Skip Site Navigation «

Rant

vnav«brainpan«rant

Agent vs. Agent

“A user agent acts on behalf of a user. Software agents include servers, proxies, spiders, browsers, and multimedia players.”

W3C: Architecture of the World Wide Web, Volume One. From the Introduction (December, 2004).

User Agents

The phrase “User agent” or user-agent or UA or browser or client or client application or client software program...all pretty much refer to the same thing.

Or maybe not.

Many people quickly assume this term is the jargon equivalent of “browser” (there is a much better definition of user-agent on Wikipedia). And while a browser may not represent you in the same way as a human agent, it does perform an action on your behalf.

Or maybe not.

In other words, sometimes a user-agent can be malicious.

Agent in White

Most of the time you will initiate a request for a Web page, and in these cases a browser represents you in a very direct way—in order to fetch the resource for you and return it so you can view it. Or perhaps so you can listen to it.

But what about a crawler/spider/robot? These are also user-agents, though you personally didn’t ask them to do anything (at least not when they made the crawl). But they do make it possible to find things on the Web. Consider that the next time you search for (and find) something on Google. So maybe not so much on your behalf, as on our behalf.

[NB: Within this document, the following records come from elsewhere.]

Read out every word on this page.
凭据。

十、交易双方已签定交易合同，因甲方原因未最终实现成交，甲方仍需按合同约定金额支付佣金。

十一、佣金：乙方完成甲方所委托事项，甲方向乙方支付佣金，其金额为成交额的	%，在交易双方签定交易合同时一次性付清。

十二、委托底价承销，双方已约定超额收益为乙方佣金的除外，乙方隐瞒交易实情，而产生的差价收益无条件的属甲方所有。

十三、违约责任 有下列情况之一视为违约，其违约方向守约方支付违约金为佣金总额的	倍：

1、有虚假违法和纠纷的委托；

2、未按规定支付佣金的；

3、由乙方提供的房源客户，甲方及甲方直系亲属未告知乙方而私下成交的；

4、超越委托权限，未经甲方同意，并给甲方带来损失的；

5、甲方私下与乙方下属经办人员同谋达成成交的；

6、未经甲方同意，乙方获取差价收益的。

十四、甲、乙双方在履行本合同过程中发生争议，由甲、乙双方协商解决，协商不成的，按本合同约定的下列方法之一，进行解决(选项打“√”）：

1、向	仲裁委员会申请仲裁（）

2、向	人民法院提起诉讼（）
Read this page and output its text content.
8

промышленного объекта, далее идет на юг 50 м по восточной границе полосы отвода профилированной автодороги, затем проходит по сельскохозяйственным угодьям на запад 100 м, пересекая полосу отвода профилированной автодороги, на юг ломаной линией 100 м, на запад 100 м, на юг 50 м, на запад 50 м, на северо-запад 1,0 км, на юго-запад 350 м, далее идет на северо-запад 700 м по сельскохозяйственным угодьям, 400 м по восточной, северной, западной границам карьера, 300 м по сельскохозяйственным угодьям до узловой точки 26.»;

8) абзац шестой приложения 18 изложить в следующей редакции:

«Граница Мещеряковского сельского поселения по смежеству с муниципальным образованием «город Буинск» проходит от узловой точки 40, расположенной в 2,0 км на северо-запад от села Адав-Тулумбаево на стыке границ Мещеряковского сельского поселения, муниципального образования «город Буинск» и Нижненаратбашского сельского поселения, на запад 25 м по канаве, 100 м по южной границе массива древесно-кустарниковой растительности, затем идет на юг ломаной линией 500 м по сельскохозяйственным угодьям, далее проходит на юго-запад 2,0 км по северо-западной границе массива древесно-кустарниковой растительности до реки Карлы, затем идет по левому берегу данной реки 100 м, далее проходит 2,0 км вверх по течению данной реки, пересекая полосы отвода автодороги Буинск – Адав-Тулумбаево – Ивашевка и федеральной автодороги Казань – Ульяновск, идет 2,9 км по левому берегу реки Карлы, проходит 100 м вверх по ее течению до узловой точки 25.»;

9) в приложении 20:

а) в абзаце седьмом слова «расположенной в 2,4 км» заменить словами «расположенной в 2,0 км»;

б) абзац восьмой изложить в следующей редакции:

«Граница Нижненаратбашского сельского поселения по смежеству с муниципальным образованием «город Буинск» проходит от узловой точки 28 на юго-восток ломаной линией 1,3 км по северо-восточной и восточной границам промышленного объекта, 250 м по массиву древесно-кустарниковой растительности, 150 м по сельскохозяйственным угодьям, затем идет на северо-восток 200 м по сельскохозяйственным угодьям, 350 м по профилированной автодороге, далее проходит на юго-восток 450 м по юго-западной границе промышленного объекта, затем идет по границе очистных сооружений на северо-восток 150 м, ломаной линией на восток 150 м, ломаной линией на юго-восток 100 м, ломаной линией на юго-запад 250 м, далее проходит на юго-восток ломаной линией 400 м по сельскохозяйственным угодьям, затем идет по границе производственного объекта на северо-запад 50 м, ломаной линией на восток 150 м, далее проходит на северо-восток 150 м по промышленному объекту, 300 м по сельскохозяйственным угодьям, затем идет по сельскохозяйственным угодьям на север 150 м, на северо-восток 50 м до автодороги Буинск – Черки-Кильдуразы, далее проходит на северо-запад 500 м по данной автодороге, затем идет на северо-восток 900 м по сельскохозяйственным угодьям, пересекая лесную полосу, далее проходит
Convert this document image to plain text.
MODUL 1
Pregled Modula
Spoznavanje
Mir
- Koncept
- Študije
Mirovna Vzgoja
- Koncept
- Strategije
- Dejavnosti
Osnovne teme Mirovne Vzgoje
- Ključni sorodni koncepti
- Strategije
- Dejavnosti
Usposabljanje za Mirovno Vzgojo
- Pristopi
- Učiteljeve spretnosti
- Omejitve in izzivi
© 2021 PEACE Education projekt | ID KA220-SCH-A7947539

In an even broader sense, a Web server is also a user-agent. Let’s look at a typical client-server model event cycle: the browser (on your behalf) requests a page from a Web server, which (if it has what you asked for) then fetches the document (also on your behalf, but also on behalf of any advertisers or similar content that may be present on the page). It then returns the document to your browser (excuse me, user-agent). Or any other user-agent that requests the same resource. Assuming there are no restrictions on who, or what, can request it.

Agent in Black

So how can a user-agent be malicious? In any of the same ways that people can be, naturally, since user-agents don’t write themselves. This isn’t a movie folks. A spider can be malicious because it may not follow the rules or is only looking for one thing and doesn’t care anything about adding to your Web experience. An email harvester is an example of this. All these little beasts do is search the Web looking for addresses to add to their owner’s databases, so they can spam their victims until they probably want to scream every time they open their email program (also a user-agent). So, a harvester is also an agent, only the “user” in this equation is the spammer.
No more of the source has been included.